Monterosso’ya gitmek üzere Tren garına geliyoruz, çok az kişi var, sanırım sezonda bu durum çok farklı. Gerçekten 15 dakikaya kalmadan tren ile diğer uçtaki beşinci köye varıyoruz. Monterosso, daha farklı bir görüntüye sahip. Daha geniş bir alana yayılmış, güzel bir plajı var. Hava o kadar güzel ki spontane olarak bir sonraki köy olan Vernazza’ya yürümeye karar veriyoruz. Cinque Terre keyifli yürüyüş rotaları ile de meşhur. Öyle ki köylerin arasındaki yürüyüş yolları sezonda giriş ücretine tabii. Yaklaşık 2 saat bağların ve ormanlık alanın arasında devam eden güzel ve terleten bir trekkingden sonra Vernazza’ya varıyoruz. Vernazza’dan tren ile bir sonraki köye gidelim derken bir dükkanın önündeki kalabalık dikkatimizi çekiyor. “Gelateria Vernazza”’da bölgenin en iyi dondurmalarından birini yiyoruz. Şimdi tren istasyonu bir hayli kalabalık. Bir vagona atlayıp kalan diğer köyleri de hızlıca gezdikten sonra arabamızın bulunduğu Riomaggiore’ye dönüyoruz.

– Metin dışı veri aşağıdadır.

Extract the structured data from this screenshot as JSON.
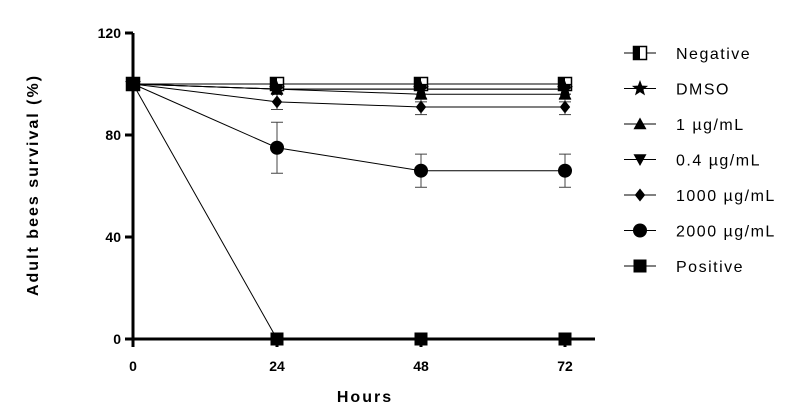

Akşam Chiavari’deki lokal bir pizzacıda yine nefis bir pizza yedikten sonra sabah erken yola çıkacağımız için erkenden odaya çekiliyoruz. Tabii yürüyüş sırasında aldığımızın oksijenin etkisi yok değil. :))
Chiavari’deki kahvaltıcımız olan “San Marco” da artık sabah rituelimiz olan espresso ve cornettilerimiz ile kahvaltımızı yaptıktan sonra dönüş yoluna koyuluyoruz.